We also ask you to consider whether the statutory damages your initiative would authorize will incentivize appropriate investment in data security, or simply encourage large settlements that may not correspond to customer injury, programmatic negligence, or commensurate fault. Similarly, we believe it would be appropriate to revisit the language of your recital regarding holding organizations accountable for data breaches. The fact of a breach should not alone establish liability but, rather, the failure to implement reasonable security that leads to a breach. The language of the recital is inconsistent with the language of the relevant substantive text.
On a more granular level, we call your attention to the “employee” carve-out you provide in your new initiative. Because of a double negative at the beginning and end of the subsection, we believe the exemption may not be effectuated as you likely intended unless the language is revised.
We also believe it would be beneficial to clarify that achieving an optimal balance for data privacy rights together with other rights and interests of society is “consistent with and [would] further the purpose and intent” of your initiative. Thus, the California legislature should be authorized to amend the Act in the overall best interests of the citizens of California even if it means modifying provisions where experience indicates that certain privacy protections are not working as intended or are impeding the best interests of the State’s citizens.
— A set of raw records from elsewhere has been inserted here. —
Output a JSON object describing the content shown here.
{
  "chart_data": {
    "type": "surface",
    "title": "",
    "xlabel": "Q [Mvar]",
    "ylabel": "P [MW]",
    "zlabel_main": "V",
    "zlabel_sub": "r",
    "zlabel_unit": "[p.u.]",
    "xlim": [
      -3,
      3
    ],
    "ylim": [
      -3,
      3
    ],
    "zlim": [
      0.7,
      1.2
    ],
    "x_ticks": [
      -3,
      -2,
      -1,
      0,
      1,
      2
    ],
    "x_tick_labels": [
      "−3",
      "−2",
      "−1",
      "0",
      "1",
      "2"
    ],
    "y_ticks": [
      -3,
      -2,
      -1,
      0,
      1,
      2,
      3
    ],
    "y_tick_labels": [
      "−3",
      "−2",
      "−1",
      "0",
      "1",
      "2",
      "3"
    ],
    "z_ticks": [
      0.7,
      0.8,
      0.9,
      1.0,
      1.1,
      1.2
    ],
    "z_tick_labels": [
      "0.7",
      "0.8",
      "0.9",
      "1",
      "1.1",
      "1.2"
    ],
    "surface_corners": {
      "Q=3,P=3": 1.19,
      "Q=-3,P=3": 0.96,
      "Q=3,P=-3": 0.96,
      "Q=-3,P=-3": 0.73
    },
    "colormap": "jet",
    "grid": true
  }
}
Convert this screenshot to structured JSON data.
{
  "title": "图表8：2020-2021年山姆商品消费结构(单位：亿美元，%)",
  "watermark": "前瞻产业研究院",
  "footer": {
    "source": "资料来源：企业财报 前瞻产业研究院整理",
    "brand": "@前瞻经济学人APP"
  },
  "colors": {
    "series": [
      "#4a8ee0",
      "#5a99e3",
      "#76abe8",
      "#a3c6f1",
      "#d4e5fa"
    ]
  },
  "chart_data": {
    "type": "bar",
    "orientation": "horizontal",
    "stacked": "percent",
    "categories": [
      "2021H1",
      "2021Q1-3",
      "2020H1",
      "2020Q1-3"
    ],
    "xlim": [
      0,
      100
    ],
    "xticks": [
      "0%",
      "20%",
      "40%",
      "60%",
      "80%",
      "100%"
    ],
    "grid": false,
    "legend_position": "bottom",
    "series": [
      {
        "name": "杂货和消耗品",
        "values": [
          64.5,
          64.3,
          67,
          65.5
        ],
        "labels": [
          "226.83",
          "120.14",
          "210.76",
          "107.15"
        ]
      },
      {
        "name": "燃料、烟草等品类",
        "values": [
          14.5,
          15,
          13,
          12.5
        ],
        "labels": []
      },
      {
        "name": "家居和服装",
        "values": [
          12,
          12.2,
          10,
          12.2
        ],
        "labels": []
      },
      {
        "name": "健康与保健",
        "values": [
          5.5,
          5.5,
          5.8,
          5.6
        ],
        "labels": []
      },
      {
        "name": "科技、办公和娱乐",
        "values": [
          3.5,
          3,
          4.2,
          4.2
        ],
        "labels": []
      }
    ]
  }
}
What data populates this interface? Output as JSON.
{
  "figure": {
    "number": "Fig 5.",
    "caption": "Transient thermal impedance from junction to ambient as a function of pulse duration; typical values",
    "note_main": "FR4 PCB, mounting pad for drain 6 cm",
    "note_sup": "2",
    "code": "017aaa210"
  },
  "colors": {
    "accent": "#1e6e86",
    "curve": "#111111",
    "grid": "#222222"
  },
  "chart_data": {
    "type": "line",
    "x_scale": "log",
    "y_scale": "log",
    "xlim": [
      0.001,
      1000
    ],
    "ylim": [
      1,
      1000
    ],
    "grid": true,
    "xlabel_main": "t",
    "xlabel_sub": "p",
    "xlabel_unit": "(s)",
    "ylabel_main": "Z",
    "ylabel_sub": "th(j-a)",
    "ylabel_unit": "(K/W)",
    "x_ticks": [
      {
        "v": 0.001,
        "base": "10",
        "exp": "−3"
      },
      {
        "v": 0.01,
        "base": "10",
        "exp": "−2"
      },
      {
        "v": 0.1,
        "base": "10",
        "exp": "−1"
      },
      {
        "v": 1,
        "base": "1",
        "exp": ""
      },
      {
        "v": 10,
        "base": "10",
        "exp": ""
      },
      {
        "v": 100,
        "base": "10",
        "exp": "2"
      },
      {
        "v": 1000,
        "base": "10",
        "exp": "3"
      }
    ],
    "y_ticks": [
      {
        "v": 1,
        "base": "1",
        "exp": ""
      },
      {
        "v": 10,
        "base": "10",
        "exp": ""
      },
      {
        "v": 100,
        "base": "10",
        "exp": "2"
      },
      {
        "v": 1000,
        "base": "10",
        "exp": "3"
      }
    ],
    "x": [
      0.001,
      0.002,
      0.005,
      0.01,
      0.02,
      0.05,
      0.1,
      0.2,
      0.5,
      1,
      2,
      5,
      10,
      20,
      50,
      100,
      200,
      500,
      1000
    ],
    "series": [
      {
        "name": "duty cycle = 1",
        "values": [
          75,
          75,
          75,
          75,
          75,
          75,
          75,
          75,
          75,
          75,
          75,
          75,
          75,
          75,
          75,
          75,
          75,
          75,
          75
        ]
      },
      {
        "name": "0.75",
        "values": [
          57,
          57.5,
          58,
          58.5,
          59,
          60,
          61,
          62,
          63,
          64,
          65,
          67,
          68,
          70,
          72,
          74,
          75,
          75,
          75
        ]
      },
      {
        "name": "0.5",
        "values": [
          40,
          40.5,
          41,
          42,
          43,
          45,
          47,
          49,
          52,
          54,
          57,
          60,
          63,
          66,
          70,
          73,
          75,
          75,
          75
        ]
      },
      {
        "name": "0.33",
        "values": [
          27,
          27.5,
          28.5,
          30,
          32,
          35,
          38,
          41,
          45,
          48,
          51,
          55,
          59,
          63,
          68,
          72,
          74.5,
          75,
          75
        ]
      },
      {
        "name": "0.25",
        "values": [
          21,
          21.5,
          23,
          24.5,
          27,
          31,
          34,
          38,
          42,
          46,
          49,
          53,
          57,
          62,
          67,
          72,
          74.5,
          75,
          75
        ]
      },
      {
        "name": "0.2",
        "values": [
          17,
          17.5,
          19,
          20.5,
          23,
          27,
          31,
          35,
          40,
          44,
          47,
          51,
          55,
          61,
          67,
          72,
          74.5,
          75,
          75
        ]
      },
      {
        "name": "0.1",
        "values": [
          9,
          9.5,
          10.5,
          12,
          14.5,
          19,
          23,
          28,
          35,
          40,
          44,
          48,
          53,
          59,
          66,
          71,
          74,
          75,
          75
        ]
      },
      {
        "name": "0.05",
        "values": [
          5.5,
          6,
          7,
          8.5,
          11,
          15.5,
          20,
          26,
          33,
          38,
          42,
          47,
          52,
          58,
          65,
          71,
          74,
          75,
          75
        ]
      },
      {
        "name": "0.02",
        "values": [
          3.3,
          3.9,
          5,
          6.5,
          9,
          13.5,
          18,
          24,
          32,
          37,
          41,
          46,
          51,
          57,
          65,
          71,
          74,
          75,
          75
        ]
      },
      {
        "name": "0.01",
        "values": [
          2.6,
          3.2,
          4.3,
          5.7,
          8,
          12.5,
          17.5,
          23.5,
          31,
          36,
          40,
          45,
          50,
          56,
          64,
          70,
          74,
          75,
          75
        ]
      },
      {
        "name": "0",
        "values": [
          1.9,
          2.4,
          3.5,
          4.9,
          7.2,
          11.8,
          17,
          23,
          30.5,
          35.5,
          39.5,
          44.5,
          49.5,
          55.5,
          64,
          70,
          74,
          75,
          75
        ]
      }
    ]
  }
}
Finally, we note that, despite your efforts to limit your initiative’s extraterritorial effects by, e.g., exempting conduct that “takes place wholly outside California,” it is clear that the initiative will very substantially affect entities throughout the country. This is inevitable when a State with the size and reach of California regulates activity that crosses borders as porously as digital information. We nonetheless think it would be appropriate for you to take a second look at these extraterritorial effects – and, in particular, the interstate compliance burdens the initiative might place on entities that operate outside the State and have relatively little contact with its residents. Indeed, in such circumstances, the compliance costs and complexities faced by those entities would likely outstrip privacy benefits that accrue to California consumers.
Thank you for considering our views. If it would be of value to you, we would be pleased to engage further with you to address the issues we have raised.